A highly engaged advisory committee
The program arose from conversations with artists and advisors at the outbreak of the global pandemic, and Eyebeam has brought together a committee that is critically engaged with art and technology.
Advisors include Ute Meta Bauer, Founding Director, Centre for Contemporary Art, Singapore; Suhaly Bautista-Carolina, Senior Managing Educator, Audience Development and Engagement at The Metropolitan Museum of Art; Stephanie Dinkins, artist; Brian Droitcour, Associate Editor, Art In America; Kathleen Forde, Senior Curator, PaceX (working name); Jerron Herman, disabled artist; Ladi’Sasha Jones, Artist Engagement Manager, The Laundromat Project; Nora N. Khan, writer; Prem Krishnamurthy, Partner and Director, Wkshps; Joanne McNeil, writer; Luc Meier, Director, La Becque; Hito Steyerl, artist; and Tara Aisha Willis, Associate Curator of Performance & Public Practice, Museum of Contemporary Art Chicago.

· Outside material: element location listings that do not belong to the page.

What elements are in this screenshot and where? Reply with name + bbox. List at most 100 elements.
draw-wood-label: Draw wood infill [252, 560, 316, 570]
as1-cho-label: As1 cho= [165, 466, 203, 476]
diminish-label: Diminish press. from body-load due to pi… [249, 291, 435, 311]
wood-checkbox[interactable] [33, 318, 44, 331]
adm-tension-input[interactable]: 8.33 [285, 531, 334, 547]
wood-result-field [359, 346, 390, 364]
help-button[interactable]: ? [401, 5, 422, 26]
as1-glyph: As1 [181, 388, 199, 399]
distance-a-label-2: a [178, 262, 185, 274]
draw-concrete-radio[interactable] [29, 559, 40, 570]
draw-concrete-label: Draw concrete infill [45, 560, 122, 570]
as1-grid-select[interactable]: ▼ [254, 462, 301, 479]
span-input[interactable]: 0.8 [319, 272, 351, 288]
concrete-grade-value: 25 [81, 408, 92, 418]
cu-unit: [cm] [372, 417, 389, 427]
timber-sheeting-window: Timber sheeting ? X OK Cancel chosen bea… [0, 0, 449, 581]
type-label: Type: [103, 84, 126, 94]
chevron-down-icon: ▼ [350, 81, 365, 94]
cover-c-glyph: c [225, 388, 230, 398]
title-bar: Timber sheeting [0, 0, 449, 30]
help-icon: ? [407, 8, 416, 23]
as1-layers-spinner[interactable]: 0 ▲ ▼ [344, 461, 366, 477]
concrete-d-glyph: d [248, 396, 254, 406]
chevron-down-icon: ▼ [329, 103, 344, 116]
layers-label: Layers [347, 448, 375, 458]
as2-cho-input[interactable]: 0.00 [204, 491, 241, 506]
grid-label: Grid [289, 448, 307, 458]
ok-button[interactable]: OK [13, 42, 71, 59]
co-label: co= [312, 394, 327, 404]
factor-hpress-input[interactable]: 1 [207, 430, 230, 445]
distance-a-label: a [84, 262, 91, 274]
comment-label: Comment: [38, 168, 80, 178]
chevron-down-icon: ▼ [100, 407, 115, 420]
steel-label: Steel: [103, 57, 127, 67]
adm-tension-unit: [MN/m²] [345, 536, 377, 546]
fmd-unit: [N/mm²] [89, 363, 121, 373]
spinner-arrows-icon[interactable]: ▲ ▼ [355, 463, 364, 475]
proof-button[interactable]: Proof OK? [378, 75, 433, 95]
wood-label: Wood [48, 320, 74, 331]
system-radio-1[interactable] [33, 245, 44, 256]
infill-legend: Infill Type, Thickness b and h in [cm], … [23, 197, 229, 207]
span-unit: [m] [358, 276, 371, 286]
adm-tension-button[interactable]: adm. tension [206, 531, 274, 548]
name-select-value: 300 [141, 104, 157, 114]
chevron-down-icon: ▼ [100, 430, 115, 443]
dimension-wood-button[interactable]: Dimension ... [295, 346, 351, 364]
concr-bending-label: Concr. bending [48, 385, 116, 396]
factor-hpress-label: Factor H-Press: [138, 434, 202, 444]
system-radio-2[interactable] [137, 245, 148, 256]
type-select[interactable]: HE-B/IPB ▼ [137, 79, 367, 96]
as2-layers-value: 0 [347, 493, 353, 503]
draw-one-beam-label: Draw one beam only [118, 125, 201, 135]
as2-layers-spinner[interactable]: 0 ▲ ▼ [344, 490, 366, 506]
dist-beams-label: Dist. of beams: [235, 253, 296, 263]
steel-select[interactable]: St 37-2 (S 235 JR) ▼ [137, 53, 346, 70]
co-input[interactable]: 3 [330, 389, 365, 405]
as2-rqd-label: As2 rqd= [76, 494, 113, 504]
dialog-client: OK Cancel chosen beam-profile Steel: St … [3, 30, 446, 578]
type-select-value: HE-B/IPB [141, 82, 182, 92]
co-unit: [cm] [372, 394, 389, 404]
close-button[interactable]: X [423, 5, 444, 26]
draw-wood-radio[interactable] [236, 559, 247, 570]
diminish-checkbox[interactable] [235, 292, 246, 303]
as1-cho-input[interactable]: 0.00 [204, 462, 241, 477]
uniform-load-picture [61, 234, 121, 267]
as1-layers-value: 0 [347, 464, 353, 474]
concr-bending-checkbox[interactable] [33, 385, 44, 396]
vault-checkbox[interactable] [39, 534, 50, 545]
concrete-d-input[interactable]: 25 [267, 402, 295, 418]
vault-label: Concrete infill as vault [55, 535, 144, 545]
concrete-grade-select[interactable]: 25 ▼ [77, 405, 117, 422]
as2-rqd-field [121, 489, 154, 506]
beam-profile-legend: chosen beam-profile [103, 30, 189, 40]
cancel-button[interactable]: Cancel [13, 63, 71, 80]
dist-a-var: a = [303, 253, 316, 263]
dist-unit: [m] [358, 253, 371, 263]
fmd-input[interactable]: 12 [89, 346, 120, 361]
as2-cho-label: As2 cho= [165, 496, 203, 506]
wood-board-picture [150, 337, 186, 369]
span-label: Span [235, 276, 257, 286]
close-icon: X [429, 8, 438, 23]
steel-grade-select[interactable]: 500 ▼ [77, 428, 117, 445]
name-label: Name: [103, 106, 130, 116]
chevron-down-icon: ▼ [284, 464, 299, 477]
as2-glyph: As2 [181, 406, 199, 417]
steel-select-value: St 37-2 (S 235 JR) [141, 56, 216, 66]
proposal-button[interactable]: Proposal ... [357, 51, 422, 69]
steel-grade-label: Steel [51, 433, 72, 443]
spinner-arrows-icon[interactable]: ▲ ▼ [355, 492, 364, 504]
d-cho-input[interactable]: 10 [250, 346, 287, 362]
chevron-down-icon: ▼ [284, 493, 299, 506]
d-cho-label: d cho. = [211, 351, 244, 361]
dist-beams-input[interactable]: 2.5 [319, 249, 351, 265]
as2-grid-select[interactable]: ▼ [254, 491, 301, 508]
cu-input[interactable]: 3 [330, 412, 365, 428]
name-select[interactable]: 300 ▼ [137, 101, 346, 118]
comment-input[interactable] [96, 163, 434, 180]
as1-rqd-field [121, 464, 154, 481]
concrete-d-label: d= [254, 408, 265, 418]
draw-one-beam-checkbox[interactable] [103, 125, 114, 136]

A public storefront, idea space, and experimental platform that is “constantly becoming,” Eyebeam is distinguished for providing space and support for diverse, justice-driven artists. The organization provided Torkwase Dyson (b. 1973) with the time and freedom to research and create Unkeeping (2016) at Eyebeam, a body of work spanning modular architecture, data visualization, and black spatial matters. More recently, Shannon Finnegan (b. 1989), an artist and 2019 resident who makes work about disability culture and access, was provided with a setting to investigate alt-text as a poetic form. Artists selected to participate in Rapid Response for a Better Digital Future will have the opportunity to interact with Eyebeam’s alumni and its engaged network. Together with the Eyebeam Center for the Future of Journalism, they will form a new cohort of visionary practitioners redefining the roles art plays in society.

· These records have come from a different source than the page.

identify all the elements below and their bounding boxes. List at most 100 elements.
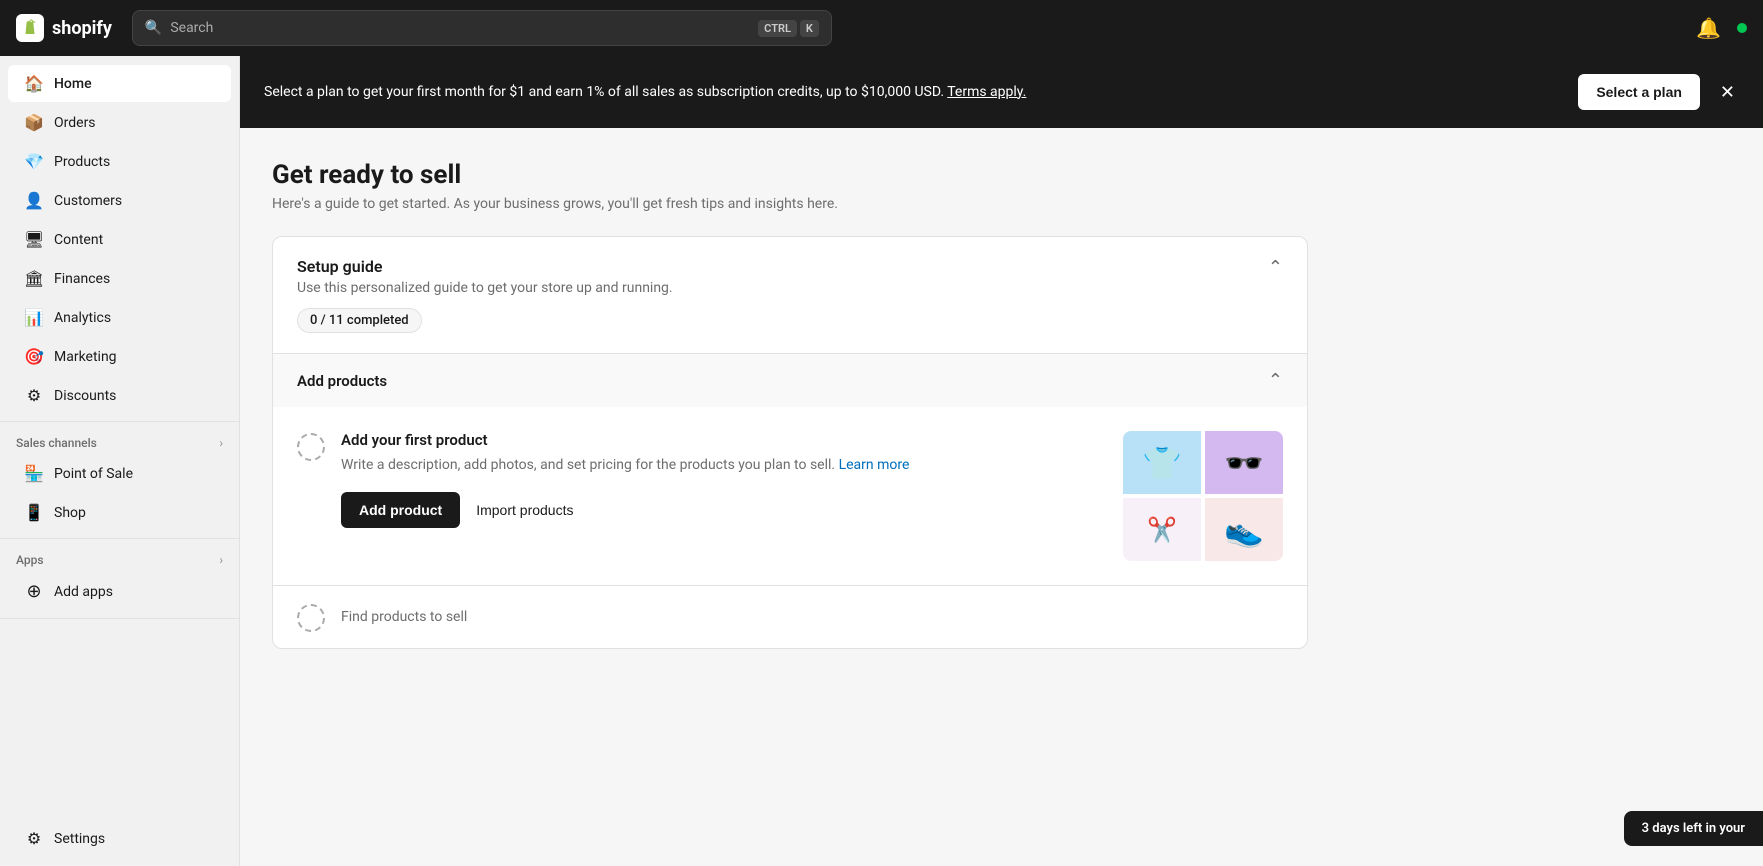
- sidebar-label-settings: Settings: [54, 831, 105, 847]
- sidebar-item-shop[interactable]: 📱 Shop: [8, 494, 231, 531]
- sidebar-label-shop: Shop: [54, 505, 86, 521]
- sales-channels-label: Sales channels ›: [0, 428, 239, 454]
- products-icon: 💎: [24, 152, 44, 171]
- add-apps-icon: ⊕: [24, 581, 44, 602]
- sidebar-item-customers[interactable]: 👤 Customers: [8, 182, 231, 219]
- illustration-glasses: 🕶️: [1205, 431, 1283, 494]
- add-first-product-item: Add your first product Write a descripti…: [273, 407, 1307, 585]
- find-products-title: Find products to sell: [341, 609, 467, 625]
- apps-expand-icon[interactable]: ›: [219, 553, 223, 567]
- setup-card: Setup guide Use this personalized guide …: [272, 236, 1308, 649]
- sidebar-item-marketing[interactable]: 🎯 Marketing: [8, 338, 231, 375]
- sidebar-item-discounts[interactable]: ⚙ Discounts: [8, 377, 231, 414]
- finances-icon: 🏛: [24, 269, 44, 288]
- sales-channels-expand-icon[interactable]: ›: [219, 436, 223, 450]
- content-icon: 🖥: [24, 230, 44, 249]
- add-products-title: Add products: [297, 372, 387, 390]
- setup-guide-description: Use this personalized guide to get your …: [297, 280, 673, 296]
- customers-icon: 👤: [24, 191, 44, 210]
- point-of-sale-icon: 🏪: [24, 464, 44, 483]
- promo-banner: Select a plan to get your first month fo…: [240, 56, 1763, 128]
- sidebar-item-analytics[interactable]: 📊 Analytics: [8, 299, 231, 336]
- topnav-right: 🔔: [1696, 16, 1747, 40]
- sidebar-label-add-apps: Add apps: [54, 584, 113, 600]
- import-products-button[interactable]: Import products: [472, 492, 577, 528]
- setup-guide-section: Setup guide Use this personalized guide …: [273, 237, 1307, 354]
- sidebar-label-content: Content: [54, 232, 103, 248]
- setup-guide-info: Setup guide Use this personalized guide …: [297, 257, 673, 333]
- promo-terms-link[interactable]: Terms apply.: [947, 84, 1026, 100]
- main-content: Select a plan to get your first month fo…: [240, 56, 1763, 866]
- orders-icon: 📦: [24, 113, 44, 132]
- add-first-product-title: Add your first product: [341, 431, 1107, 449]
- setup-guide-collapse-icon[interactable]: ⌃: [1268, 257, 1283, 278]
- sidebar-label-discounts: Discounts: [54, 388, 116, 404]
- sidebar-item-orders[interactable]: 📦 Orders: [8, 104, 231, 141]
- shopify-wordmark: shopify: [52, 18, 112, 39]
- setup-guide-header: Setup guide Use this personalized guide …: [273, 237, 1307, 353]
- ctrl-key: CTRL: [758, 20, 797, 37]
- sidebar-label-customers: Customers: [54, 193, 122, 209]
- sidebar-label-marketing: Marketing: [54, 349, 117, 365]
- sidebar-divider-3: [0, 618, 239, 619]
- k-key: K: [800, 20, 819, 37]
- sidebar-item-products[interactable]: 💎 Products: [8, 143, 231, 180]
- add-products-section: Add products ⌃ Add your first product Wr…: [273, 354, 1307, 648]
- online-status-dot: [1737, 23, 1747, 33]
- sidebar-label-analytics: Analytics: [54, 310, 111, 326]
- add-products-section-header: Add products ⌃: [273, 354, 1307, 407]
- top-navigation: shopify 🔍 Search CTRL K 🔔: [0, 0, 1763, 56]
- product-item-content: Add your first product Write a descripti…: [341, 431, 1107, 528]
- search-icon: 🔍: [145, 20, 162, 36]
- promo-banner-text: Select a plan to get your first month fo…: [264, 82, 1562, 103]
- sidebar-item-point-of-sale[interactable]: 🏪 Point of Sale: [8, 455, 231, 492]
- sidebar-item-finances[interactable]: 🏛 Finances: [8, 260, 231, 297]
- step-circle-1: [297, 433, 325, 461]
- sidebar-label-products: Products: [54, 154, 110, 170]
- illustration-scissors: ✂️: [1123, 498, 1201, 561]
- promo-banner-message: Select a plan to get your first month fo…: [264, 84, 944, 100]
- sidebar-item-add-apps[interactable]: ⊕ Add apps: [8, 572, 231, 611]
- search-placeholder: Search: [170, 20, 213, 36]
- page-title: Get ready to sell: [272, 160, 1308, 190]
- notifications-icon[interactable]: 🔔: [1696, 16, 1721, 40]
- sidebar-label-home: Home: [54, 76, 92, 92]
- sidebar-divider-1: [0, 421, 239, 422]
- page-subtitle: Here's a guide to get started. As your b…: [272, 196, 1308, 212]
- close-banner-button[interactable]: ✕: [1716, 79, 1739, 105]
- add-products-collapse-icon[interactable]: ⌃: [1268, 370, 1283, 391]
- find-products-row: Find products to sell: [273, 585, 1307, 648]
- product-item-actions: Add product Import products: [341, 492, 1107, 528]
- sidebar-item-settings[interactable]: ⚙ Settings: [8, 820, 231, 857]
- settings-icon: ⚙: [24, 829, 44, 848]
- illustration-shirt: 👕: [1123, 431, 1201, 494]
- page-inner: Get ready to sell Here's a guide to get …: [240, 128, 1340, 681]
- app-body: 🏠 Home 📦 Orders 💎 Products 👤 Customers 🖥…: [0, 56, 1763, 866]
- home-icon: 🏠: [24, 74, 44, 93]
- sidebar-label-point-of-sale: Point of Sale: [54, 466, 133, 482]
- learn-more-link[interactable]: Learn more: [839, 457, 910, 473]
- apps-section-label: Apps ›: [0, 545, 239, 571]
- sidebar-item-home[interactable]: 🏠 Home: [8, 65, 231, 102]
- shop-icon: 📱: [24, 503, 44, 522]
- search-bar[interactable]: 🔍 Search CTRL K: [132, 10, 832, 46]
- trial-badge: 3 days left in your: [1624, 811, 1763, 846]
- step-circle-2: [297, 604, 325, 632]
- discounts-icon: ⚙: [24, 386, 44, 405]
- add-first-product-desc: Write a description, add photos, and set…: [341, 455, 1107, 476]
- shopify-logo[interactable]: shopify: [16, 14, 112, 42]
- sidebar: 🏠 Home 📦 Orders 💎 Products 👤 Customers 🖥…: [0, 56, 240, 866]
- sidebar-item-content[interactable]: 🖥 Content: [8, 221, 231, 258]
- sidebar-label-orders: Orders: [54, 115, 96, 131]
- add-product-button[interactable]: Add product: [341, 492, 460, 528]
- select-plan-button[interactable]: Select a plan: [1578, 74, 1700, 110]
- analytics-icon: 📊: [24, 308, 44, 327]
- shopify-bag-icon: [16, 14, 44, 42]
- product-illustration: 👕 🕶️ ✂️ 👟: [1123, 431, 1283, 561]
- sidebar-divider-2: [0, 538, 239, 539]
- progress-badge: 0 / 11 completed: [297, 308, 422, 333]
- sidebar-label-finances: Finances: [54, 271, 110, 287]
- setup-guide-title: Setup guide: [297, 257, 673, 276]
- illustration-shoe: 👟: [1205, 498, 1283, 561]
- search-shortcut: CTRL K: [758, 20, 819, 37]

The program has also been made possible by generous funding from Jerome Foundation and the National Endowment for the Arts. Eyebeam is grateful for the long-standing, visionary support of the Atlantic Foundation and New York State Council on the Arts.

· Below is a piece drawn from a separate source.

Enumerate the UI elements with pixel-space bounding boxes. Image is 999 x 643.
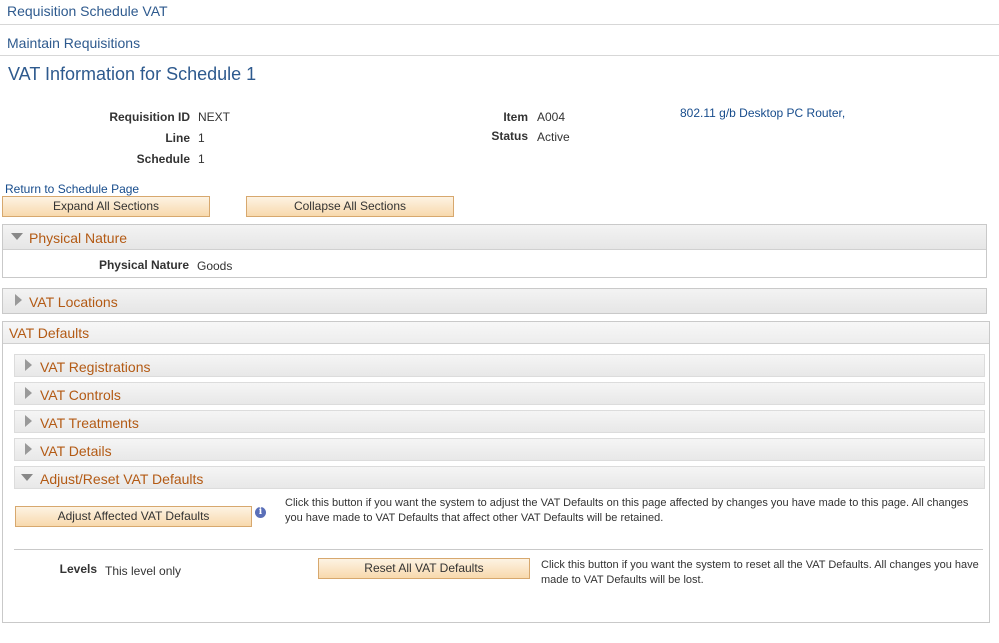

Added Schrock: “This is a fast-moving response in a changing landscape. We encourage artists far and wide to provide us their ideas and proposals and stretch what they think is possible, long into the future.”
Eyebeam during Covid-19
For the first time in its history, Eyebeam paused its flagship residency, a prestigious award for artists creating work that engages technology and society, and closed its physical space in order to support New York City’s effort to contain the spread of COVID-19. Eyebeam is actively developing new ways to uplift artists and engage with the public, despite suspending its programming. On Fridays, Eyebeam hosts open hours in order to gather together virtually with its community, friends, and the general public.
Eyebeam provides both space and support for a community of diverse, impact-driven artists. The residency program brings artists’ work to life and into the world by providing access to advanced tools and resources and launching dynamic public events, assisted by an engaged community of former participating artists.
About the Henry Luce Foundation
The Henry Luce Foundation seeks to enrich public discourse by promoting innovative scholarship, cultivating new leaders, and fostering international understanding. The Foundation advances its mission through grantmaking and leadership programs in the fields of Asia, higher education, religion and theology, art, and public policy.